Nickels and dimes don’t add up

I recently helped negotiate an employment contract for a new hire at a portfolio company.  It was clear from the very beginning that this new VP of Marketing was the right fit for the company and that the chemistry was there.  Both sides were excited about moving forward until we got to the employment contract.  In theory, we were in general agreement on salary range, bonus, etc. but what ended up scaring us was the fact that every issue, big or small, was negotiated to the nth degree.  There was no give from the other side and when issues such as vacation days were hotly contested, I got quite concerned.  In the end we passed on the candidate.  We reasoned that if he was this difficult during a negotiation for his contract that he would be just as difficult to work with.  I am not sure if he relied on his lawyer too much or if it was just his style, but either way negotiating every nickel and dime is not how to get deals done.  I felt that the basic element of trust was never established in the negotiation. 

My only words of wisdom for you is that In any negotiation, make sure you mark down your most important points and put them in a bucket.  Place the less important deal points in another bucket. Try to put yourself in the company’s shoes to understand their major points as well.  I encourage you to ask for everything but at the end of the day be smart about what you really want-try to win on the big points but don’t be afraid to give in on the small issues.  At the end of the day, nickels and dimes do not add up.

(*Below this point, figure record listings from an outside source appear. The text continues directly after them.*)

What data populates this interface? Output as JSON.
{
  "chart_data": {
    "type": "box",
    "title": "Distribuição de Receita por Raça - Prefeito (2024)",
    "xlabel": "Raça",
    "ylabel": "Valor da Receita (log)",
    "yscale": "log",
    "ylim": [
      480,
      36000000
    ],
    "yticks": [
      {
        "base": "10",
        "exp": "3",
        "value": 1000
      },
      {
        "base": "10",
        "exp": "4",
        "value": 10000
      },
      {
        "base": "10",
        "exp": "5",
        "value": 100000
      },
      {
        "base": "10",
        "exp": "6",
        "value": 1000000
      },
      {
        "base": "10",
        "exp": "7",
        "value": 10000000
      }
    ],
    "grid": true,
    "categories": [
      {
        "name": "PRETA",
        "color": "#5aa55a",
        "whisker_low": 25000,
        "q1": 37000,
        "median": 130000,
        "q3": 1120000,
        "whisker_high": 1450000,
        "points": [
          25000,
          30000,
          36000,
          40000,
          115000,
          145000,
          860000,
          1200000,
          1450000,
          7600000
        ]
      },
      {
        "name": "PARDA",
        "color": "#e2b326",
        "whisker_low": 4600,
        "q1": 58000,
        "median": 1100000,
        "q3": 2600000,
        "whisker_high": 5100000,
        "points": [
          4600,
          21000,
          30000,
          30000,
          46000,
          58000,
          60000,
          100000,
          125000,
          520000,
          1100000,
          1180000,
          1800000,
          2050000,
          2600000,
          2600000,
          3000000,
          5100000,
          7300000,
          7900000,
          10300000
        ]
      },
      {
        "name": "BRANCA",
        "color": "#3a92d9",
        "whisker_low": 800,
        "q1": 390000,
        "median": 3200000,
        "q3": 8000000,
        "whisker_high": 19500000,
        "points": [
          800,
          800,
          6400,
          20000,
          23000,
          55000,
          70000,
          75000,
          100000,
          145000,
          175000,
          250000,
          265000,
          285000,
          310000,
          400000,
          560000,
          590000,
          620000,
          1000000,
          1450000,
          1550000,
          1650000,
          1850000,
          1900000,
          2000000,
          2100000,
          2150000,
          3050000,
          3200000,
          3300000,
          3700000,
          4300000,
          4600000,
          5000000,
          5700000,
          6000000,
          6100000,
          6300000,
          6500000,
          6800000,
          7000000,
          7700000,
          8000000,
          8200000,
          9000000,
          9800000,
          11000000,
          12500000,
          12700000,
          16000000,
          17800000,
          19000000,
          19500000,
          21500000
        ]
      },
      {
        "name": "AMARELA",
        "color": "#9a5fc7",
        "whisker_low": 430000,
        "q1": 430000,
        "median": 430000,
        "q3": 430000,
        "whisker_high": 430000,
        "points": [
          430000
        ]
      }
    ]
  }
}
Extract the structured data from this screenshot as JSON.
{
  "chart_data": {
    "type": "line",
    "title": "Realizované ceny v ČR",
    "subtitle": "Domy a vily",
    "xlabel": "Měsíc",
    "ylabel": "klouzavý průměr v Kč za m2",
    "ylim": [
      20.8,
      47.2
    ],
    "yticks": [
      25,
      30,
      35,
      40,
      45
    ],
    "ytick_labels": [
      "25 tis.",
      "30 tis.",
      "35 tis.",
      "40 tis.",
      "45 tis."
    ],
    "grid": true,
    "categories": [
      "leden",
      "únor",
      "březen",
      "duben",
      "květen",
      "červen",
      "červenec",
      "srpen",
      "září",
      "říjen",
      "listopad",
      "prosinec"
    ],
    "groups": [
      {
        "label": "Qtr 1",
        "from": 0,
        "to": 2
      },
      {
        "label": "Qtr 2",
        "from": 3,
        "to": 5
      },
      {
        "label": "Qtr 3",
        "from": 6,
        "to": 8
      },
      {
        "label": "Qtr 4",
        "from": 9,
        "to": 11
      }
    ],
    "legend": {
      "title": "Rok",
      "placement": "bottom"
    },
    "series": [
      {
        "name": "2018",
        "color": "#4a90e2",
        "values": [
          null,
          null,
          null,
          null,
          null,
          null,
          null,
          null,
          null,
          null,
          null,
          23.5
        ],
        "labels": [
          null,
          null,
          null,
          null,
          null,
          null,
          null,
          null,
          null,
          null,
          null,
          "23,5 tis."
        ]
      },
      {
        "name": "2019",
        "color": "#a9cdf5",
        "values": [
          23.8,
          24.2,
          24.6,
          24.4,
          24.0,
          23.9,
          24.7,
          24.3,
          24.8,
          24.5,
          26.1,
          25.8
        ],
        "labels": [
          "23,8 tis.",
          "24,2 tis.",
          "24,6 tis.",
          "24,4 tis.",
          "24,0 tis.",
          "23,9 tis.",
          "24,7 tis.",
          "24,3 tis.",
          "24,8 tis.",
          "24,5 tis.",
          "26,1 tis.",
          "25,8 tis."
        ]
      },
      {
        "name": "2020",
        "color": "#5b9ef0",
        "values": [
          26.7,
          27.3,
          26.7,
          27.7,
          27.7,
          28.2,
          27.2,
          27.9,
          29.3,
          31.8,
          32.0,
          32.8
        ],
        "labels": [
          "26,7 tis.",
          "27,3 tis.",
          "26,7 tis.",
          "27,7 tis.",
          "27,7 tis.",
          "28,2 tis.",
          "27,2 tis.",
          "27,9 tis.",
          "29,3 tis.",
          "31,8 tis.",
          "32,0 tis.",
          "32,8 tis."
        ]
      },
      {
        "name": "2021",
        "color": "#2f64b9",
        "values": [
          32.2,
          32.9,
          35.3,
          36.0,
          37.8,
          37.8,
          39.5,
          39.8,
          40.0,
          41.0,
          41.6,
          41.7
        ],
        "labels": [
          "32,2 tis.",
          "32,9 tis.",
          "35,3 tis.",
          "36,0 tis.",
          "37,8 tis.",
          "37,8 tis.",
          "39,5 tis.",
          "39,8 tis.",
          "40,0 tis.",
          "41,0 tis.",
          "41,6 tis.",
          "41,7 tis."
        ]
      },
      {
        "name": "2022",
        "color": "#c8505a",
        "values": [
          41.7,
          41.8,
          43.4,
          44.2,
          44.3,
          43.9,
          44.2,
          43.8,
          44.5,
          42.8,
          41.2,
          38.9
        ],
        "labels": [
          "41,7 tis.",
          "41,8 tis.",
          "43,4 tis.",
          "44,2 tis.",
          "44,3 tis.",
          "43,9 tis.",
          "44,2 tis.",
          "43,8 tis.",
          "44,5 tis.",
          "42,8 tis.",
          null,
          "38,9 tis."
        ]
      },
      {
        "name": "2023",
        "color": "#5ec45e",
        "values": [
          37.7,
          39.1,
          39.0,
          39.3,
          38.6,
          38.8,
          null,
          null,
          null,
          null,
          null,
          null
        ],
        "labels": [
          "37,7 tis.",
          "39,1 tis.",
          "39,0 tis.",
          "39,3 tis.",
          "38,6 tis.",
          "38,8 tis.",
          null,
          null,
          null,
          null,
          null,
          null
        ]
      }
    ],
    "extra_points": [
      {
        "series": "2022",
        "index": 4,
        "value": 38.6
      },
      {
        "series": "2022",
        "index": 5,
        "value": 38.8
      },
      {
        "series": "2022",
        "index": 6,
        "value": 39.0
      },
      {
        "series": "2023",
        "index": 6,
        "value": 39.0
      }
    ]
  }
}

Fundraising is a distraction

I was speaking with a friend yesterday who recently signed a term sheet to raise a Series B round.  While he did not hit it out of the park with the valuation, it was a nice step-up none-the-less and would provide his company with the capital to move forward and stay ahead of its competition.  He and I both fully acknowledged that he could have pushed the valuation higher if he spent time with more than two venture firms, but we both agreed that the right thing to do was take the money and build the business.  This was an easy decision because fundraising is a distraction and valuation isn’t everything.  When you are a lean and mean startup where you are just beginning to build your management team, every second you spend fundraising means more time that you are not working on your business.  I have seen too many entrepreneurs go on the VC tour, spend too much time on fundraising, and consequently miss important milestones.  In the end, the extensive fundraising process ends up backfiring since the VCs get concerned about lack of progress.  So the next time you are faced with the prospect of raising money painlessly and quickly, the slight discount you take on your valuation today will be well worth it in terms of what you can do to build your business and continue innovating your product or service.

What does Sarbanes-Oxley have to do with donuts?

I had lunch with a friend of mine yesterday who is an officer with a public technology company.  As we started discussing his business, one of the topics of conversation was Sarbanes Oxley.  His company just went through an expensive Sarbox audit to get into compliance and while his company passed with flying colors on most of the important issues, his company failed the audit.  Why?  Here is the short story.  One of his sales reps was hosting a client meeting and bought $15 worth of donuts.  The rep got a signature and approval from the CFO on the purchase.  Why did they fail?  The accountants said that the rep needed to get 2 signatures, one from the VP Sales and one from the CFO.  If the rep could buy $15 worth of donuts with only one signature, then think about what else he could buy.  That too me is quite inane and ridiculous.  There has to be some threshold, for example, on when 2 signatures are necessary for an expense report.  This is a perfect example of why Sarbox is expensive for public companies.  While I believe that Sarbox is a good thing and better and more stringent accounting is necessary, I also think that there is alot of waste ineherent in the regulations and that it needs to be reexamined.

This brings me to another point.  I had the opportunity to speak on a panel the other day hosted by Venture Scene New York.  The panel focused on exits or liquidity events and how VCs thought about them.  The clear trend that I am seeing is that companies really have second thoughts about going public these days due to the costs and requirements of Sarbox.  That obviously is not the sole reason many companies that can go public choose to be acquired but it is one of the top few.  In addition, it is no surprise that you see many public companies, particularly smaller ones, looking to go private as well.  Something has to be done to make Sarbox more relevant and less onerous, particularly for smaller companies.